Je sterke punten, oftewel je beste vaardigheden en capaciteiten die je tot een uitstekende medewerker maken, worden vaak op verschillende manieren door recruiters gevraagd. Ze kunnen vragen stellen zoals:
- “Why are you suited for this company?” (Waarom ben jij geschikt voor dit bedrijf?) – “Suit for” (geschikt voor) is synoniem met “right” (juist), “matched” (passend), “a good fit” (een goede match) of “suitable for” (geschikt voor).
- “What can you bring to the table?” (Wat kun jij bijdragen?) – “Bring to the table” betekent welke voordelen, vaardigheden of waarde jij het bedrijf kunt bieden.
- “How will you be an asset to this company?” (Hoe zul jij een aanwinst zijn voor dit bedrijf?) – “An asset” (een aanwinst) is iets waardevols. Deze vraag is in wezen “How will you benefit this company?” (Wat is jouw toegevoegde waarde voor dit bedrijf?) of “How will you make this company more valuable?” (Hoe maak jij dit bedrijf waardevoller?).
Antwoord door de recruiter te vertellen in welke taken je “excel at” (uitblinkt). Bijvoorbeeld: “I excel at multi-tasking” (Ik ben goed in multitasken). Veel mensen vragen zich af of ze “well” (goed) of “good” (goed) moeten gebruiken. Onthoud: “you do (verb) well but you are good at (verb)” (Je doet (werkwoord) goed, maar je bent goed in (werkwoord)).
Bijvoorbeeld: “I am good at multitasking. I also write well and can complete reports well in a short time.” (Ik ben goed in multitasken. Ik schrijf ook goed en kan rapporten snel en goed afronden).
Enkele veelgebruikte woorden om sterke punten in het Engels te beschrijven:
- Om sterke punten te beschrijven: key skills (belangrijkste vaardigheden), talents (talenten), abilities (vaardigheden), competencies (competenties), knowledge (kennis), things you do really well (dingen die je echt goed doet).
- Manieren van uitdrukken: excel in/at (uitblinken in), asset to (een aanwinst voor), bring to the table (bijdragen), good at (goed in), do well (goed doen).
- Werkwoorden: planning (plannen), organizing (organiseren), monitoring (monitoren), managing (managen), evaluating (evalueren), budgeting (budgetteren), inspiring (inspireren), developing (ontwikkelen), encouraging (aanmoedigen), coaching (coachen), holding others accountable (verantwoordelijk houden).
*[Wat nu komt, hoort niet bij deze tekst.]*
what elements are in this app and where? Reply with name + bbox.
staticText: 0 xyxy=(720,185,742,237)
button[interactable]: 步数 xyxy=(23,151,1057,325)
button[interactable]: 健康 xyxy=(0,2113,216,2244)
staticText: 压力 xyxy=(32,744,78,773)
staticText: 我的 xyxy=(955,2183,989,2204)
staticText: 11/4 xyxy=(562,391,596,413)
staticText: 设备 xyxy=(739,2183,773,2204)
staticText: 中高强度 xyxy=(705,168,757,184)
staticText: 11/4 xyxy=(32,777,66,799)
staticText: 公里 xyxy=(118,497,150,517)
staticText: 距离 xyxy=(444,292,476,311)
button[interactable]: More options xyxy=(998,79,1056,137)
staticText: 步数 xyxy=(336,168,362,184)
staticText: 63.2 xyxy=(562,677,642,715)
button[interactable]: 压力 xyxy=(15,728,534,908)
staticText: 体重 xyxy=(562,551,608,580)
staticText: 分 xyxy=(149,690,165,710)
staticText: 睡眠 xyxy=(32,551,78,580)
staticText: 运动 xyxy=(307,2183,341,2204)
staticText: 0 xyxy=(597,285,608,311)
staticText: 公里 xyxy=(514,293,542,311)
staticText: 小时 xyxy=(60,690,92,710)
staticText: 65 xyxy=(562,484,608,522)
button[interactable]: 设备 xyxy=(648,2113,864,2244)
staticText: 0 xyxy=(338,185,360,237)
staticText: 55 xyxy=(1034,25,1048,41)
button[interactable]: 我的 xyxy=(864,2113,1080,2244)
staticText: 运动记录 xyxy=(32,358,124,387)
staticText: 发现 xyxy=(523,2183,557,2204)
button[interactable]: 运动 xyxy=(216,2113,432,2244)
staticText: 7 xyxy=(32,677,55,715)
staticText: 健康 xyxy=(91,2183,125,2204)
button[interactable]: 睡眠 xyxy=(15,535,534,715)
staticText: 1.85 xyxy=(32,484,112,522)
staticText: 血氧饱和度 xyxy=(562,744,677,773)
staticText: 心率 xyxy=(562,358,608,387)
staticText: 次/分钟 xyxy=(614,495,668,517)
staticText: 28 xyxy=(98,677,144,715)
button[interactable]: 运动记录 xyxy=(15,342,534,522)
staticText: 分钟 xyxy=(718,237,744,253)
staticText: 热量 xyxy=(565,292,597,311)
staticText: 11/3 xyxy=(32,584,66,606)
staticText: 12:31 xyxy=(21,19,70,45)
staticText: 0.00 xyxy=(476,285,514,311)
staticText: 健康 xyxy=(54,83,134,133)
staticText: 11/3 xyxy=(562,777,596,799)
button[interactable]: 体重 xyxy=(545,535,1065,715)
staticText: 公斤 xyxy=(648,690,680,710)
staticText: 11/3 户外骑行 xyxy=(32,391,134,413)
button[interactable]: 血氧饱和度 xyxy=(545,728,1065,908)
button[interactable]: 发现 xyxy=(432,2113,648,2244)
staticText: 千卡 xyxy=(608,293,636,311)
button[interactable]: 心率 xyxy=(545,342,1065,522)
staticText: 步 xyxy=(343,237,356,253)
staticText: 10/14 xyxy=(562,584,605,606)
- Bijvoeglijke naamwoorden: multicultural (multicultureel), bilingual (tweetalig), multilingual (meertalig), global (wereldwijd), culturally diverse (cultureel divers).
Zwakke punten zijn vaak gerelateerd aan sterke punten. Als je sterke punt bijvoorbeeld is dat je altijd deadlines haalt, kan je zwakke punt zijn dat je details mist door te snel te werken. Omgekeerd, als je sterke punt is dat je zeer nauwkeurig en gedetailleerd werkt, kan je zwakke punt zijn dat je soms deadlines mist. Begin je antwoord op een vraag over zwakke punten met een frequentiewoord zoals: “sometimes” (soms), “occasionally” (af en toe) of “at times” (soms) en leg uit dat het zwakke punt alleen in specifieke situaties voorkomt. Wees eerlijk over je zwakke punt en deel je plan om het te verbeteren, bijvoorbeeld door je zakelijk Engels te verbeteren door regelmatig financiële kranten te lezen en nieuwe woorden op te zoeken.